Dire que les bits sont transmis les une à la suite des autres sur la fibre c'est faux. Enfin à moitié faux. La fibre peut-être multi-mode et supporter différentes longueurs d'ondes (comparable aux porteuses de l'ADSL). Cependant il est vrai que le segment de fibre qui arrive chez vous est mono-mode (d'abord parce que ce type de fibre est moins cher à fabriquer; ces fibres pourraient toutefois utiliser plusieurs longueurs d'onde en parallèle, mais cela n'a jamais été testé. Ceci dit, cela laisse entrevoir aussi pour l'avenir l'utilisation de plusieurs longueurs d'ondes si un jour il faut multiplier la bande passante sans tout refibrer, comme on l'a fait pour l’ADSL; le problème c'est le prix actuel des séparateurs d’ondes pour permettre ensuite la détection ou l'émission des différents lasers, sans trop perdre en puissance ni faire surchauffer et "griller" ce séparateur d'ondes (au cas où il absorberait une partie de la puissance lumineuse reçue).
La fibre multi-mode existe bel et bien, elle est utilisée sur les coûteuses liaisons très longues comme dans les câbles sous-marins qui vont d'un continent à l'autre (cependant la plus grande partie du coût du câble vient de la complexité de sa pose et le fait que le câble est soumis à des contraintes physiques énormes en raison même de son poids porté avant que le câble touche le fond, et aussi à cause des gaines de protection (car sous l’eau ces câbles sont trainés par les courants et râclent le fond, ou bien ils vont se poser sur des fonds très inégaux avec toutes sortes de roches plus ou moins coupantes. Le câble doit aussi résister à des pliures et torsions excessives. Bref, ce type de câble est tellement cher qu'il faut tout faire pour en réduire le poids, et aussi limiter au maximum les déperditions d'énergie longitudinale: le type de verre employé est d'excellente qualité, très pur, aussi parfaitement transparent que possible, et une façon de réduire le poids du câble est d'utiliser la même fibre pour transporter toute une série de longueurs d'ondes.

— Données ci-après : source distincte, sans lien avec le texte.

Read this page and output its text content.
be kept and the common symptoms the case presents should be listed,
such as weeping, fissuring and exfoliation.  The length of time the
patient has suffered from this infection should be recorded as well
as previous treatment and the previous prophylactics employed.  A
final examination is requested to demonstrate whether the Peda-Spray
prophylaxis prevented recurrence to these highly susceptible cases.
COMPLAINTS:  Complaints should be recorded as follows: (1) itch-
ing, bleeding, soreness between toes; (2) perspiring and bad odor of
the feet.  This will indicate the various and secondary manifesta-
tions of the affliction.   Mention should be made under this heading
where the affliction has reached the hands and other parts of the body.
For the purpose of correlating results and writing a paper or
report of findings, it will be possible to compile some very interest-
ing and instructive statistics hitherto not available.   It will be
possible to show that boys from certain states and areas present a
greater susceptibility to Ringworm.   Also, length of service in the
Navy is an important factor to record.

On trouve des fibres similaires (moins chères toutefois car elles ne nécessitent pas les mêmes protections car elles n'ont pas à subir des contraintes aussi élevées que dans les câbles sous-marins), dans les liaisons optiques interrégionales (à l'international, c'est presque toujours des câbles sous-marins, quitte à longer les côtes) mais le problème du coût est celui des infrastructures et des emprises de terrains (que ce soit par des câbles enterrés, ou parfois des câbles portés en aérien quand ils franchissent par exemple des ponts et tunnels). Pour les liaisons locales le coût n'est pas celui de la fibre elle-même mais celui des fourreaux: pour véhiculer beaucoup de fibres vers de nombreux abonnés, la solution la plus utilisée aujourd'hui consiste à multiplexer les fibres, cependant des fibres multimodes sont possibles aussi pour relier par exemple un point de collecte métropolitain à divers quartiers, où alors le signal sera démultilpexé. Si à terme on a assez de fourreaux (ce qui sera le cas si on remplace l'ancien volumineux réseau cuivre), le multiplexage sera abandonné.
Les 100 megas symétriques ne sont pas du bridage réllement mais le fruit du multiplexage (et en pratique, les abonnés du Neuf savent que la fibre à "100 mégas" (théorique) offre EXACTEMENT les mêmes débits que la fibre à "30 mégas" (c'est du pur marketing, et une vraie arnaque de payer plus chez Neuf pour le moment!), car tout bonnement le reste du réseau ne suit pas. Les abonnés de Noos-Numéricable constateront la même chose: 30 mégas de leur fibre c'est pratiquement le maximum pratique (hormis de façon transitoire pendant certaines heures creuses totalement imprévisibles).
La fibre au 100 mégas au Japon est aussi le résultat du marketing: c'est là encore théorique (cependant c'est davantage lié à la nature des services transportés: pour l'internet le bridage vient de la limitation des liens de peering et des routeurs du FAI vers les autres opérateurs et le reste du monde, pour transporter de la TV en broadcast ou multicast ou simulcast il n'y a pas vraiment de limitation pour servir tout le monde en même temps, sans que l'opérateur doive acquérir de la bande passante en amont vers les autres opérateurs.)
On n'en est pas encore là, car les opérateurs ont déjà bien du mal à donner du débit correct à tout le monde (en particulier pour l'ADSL où les réseaux de collecte et liens de peering amonts sont encore insuffisants pour avoir les débits annoncés (même si le modem se synchronise à un débit élevé).